|Institution:||Montana State University|
|Keywords:||Carbon.; Nanotubes.; Submillimeter waves.|
|Full text PDF:||http://scholarworks.montana.edu/xmlui/handle/1/1134|
Carbon nanotubes have become a very exciting area of research in the field of nanoelectronics in the past few years. Diodes and transistors fabricated using carbon nanotubes are theoretically very promising. Although, experimentally these devices are challenging to successfully realize it is hoped that further research and improvements in fabrication procedures will yield devices which could match or surpass current CMOS technologies. However, there are still many areas that need to be improved before anyone sees these devices mass produced commercially.

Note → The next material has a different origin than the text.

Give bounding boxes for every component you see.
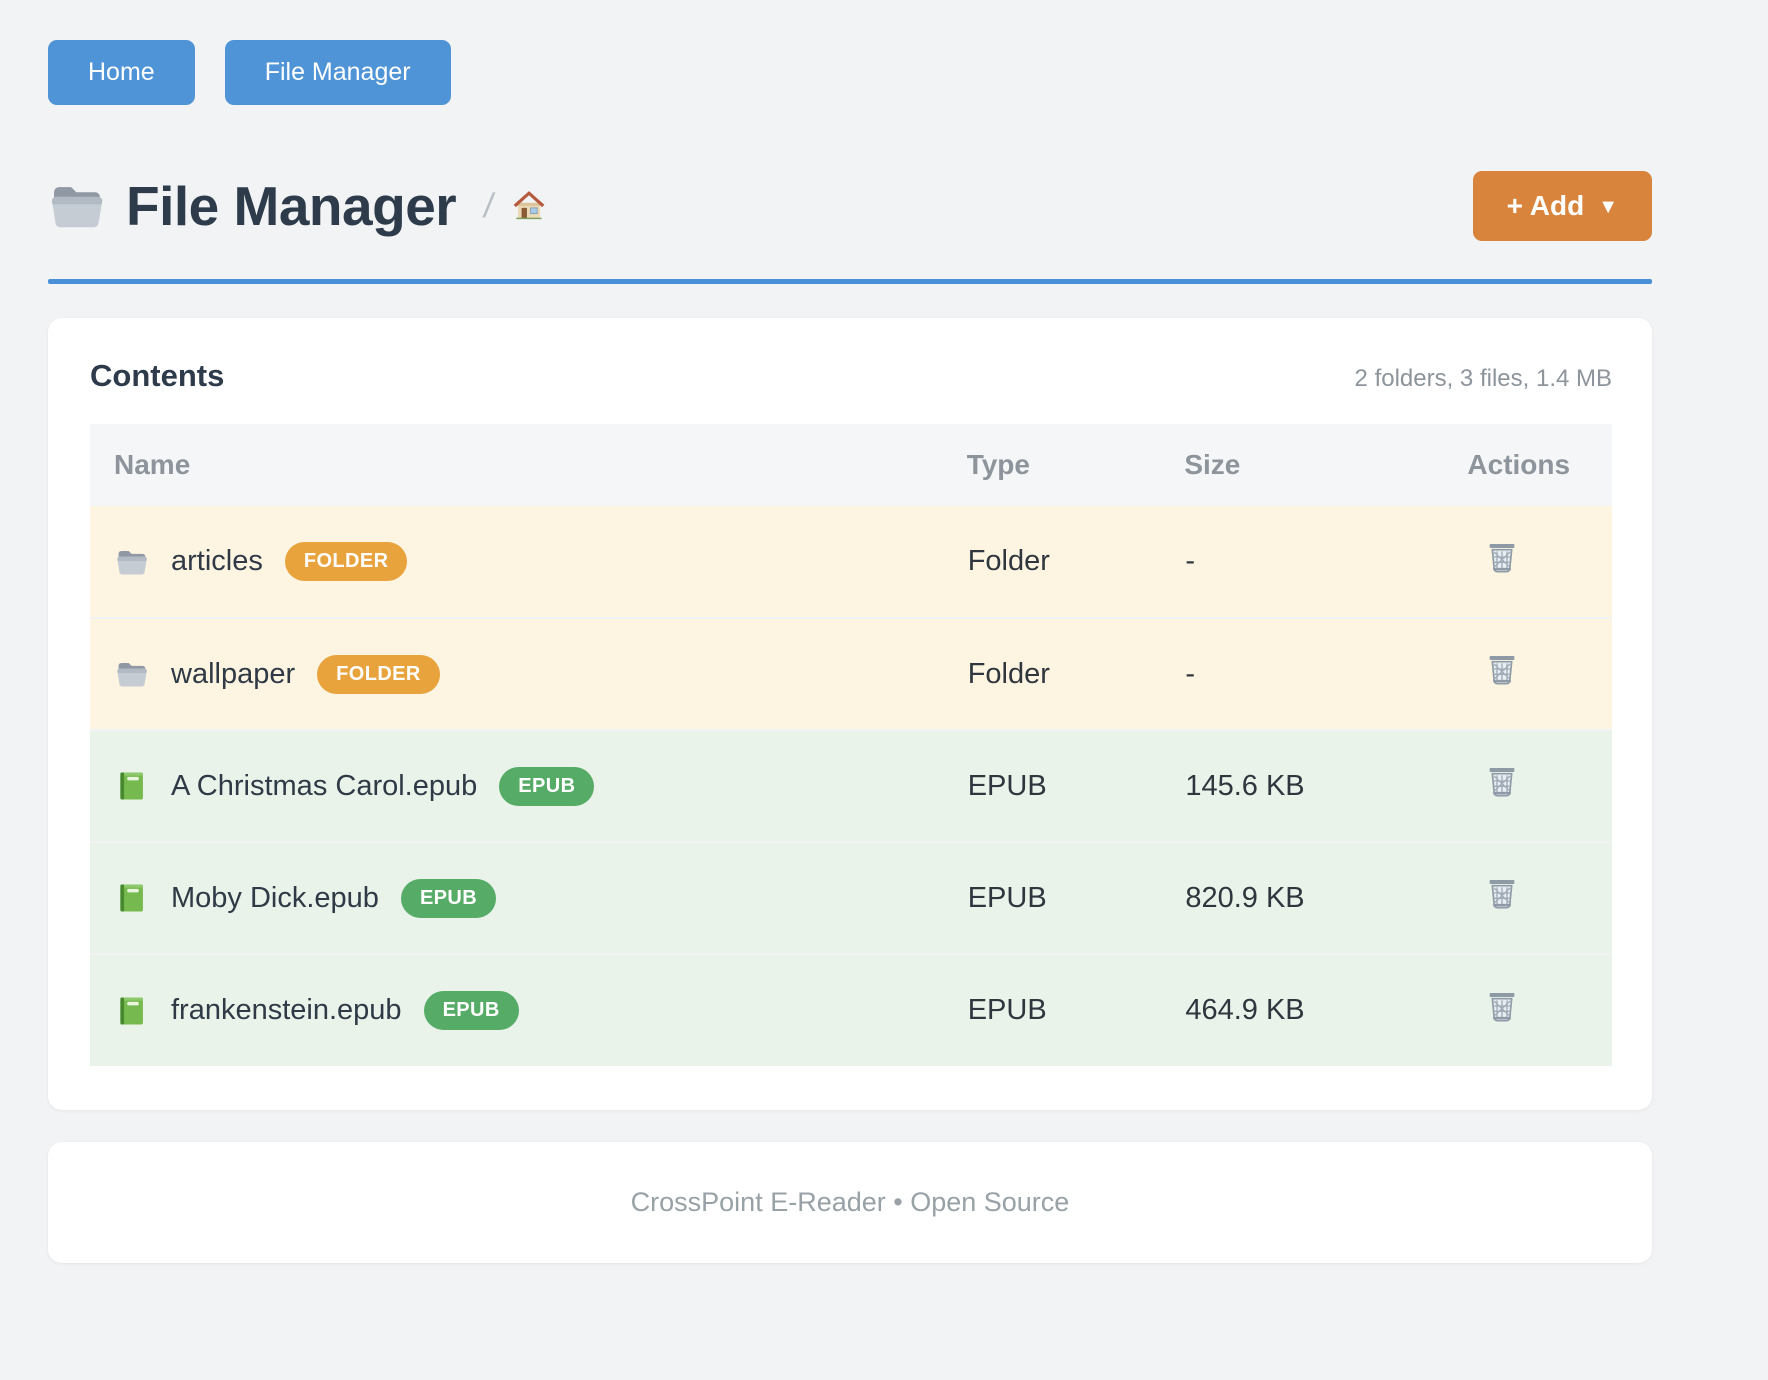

This thesis gives a detailed overview of the fundamentals of these devices which can be easily understood by someone with a typical electrical engineering background. The purpose of this thesis is to investigate both the theory behind these devices and to conduct a series of simulations in order to determine how they compare to ultimately scaled CMOS for high frequency applications by ignoring the challenges associated with fabricating these devices reliably. In other words, at best how could these devices perform if they could be mass produced with high yield compared to current technologies? First an introduction to carbon nanotubes and a review of relevant concepts from solid-state electronics will be given, followed by a brief overview of quantum theory for 1-D systems as it pertains to nanotube based electronics. This will then be used to develop models for a Schottky diode and Schottky barrier transistor. Simulations using these models were conducted that show the potential for these devices for high frequency electronics. These results are subsequently used to compare to current state-of-the-art technologies. Upon completion of the simulations in this thesis, it was determined that carbon nanotube based Schottky diodes and Schottky barrier transistors do not perform as well as current technologies in relation to applications for submillimeter/millimeter wave detection and analog circuits, even when assuming no limitations imposed due to poor fabrication.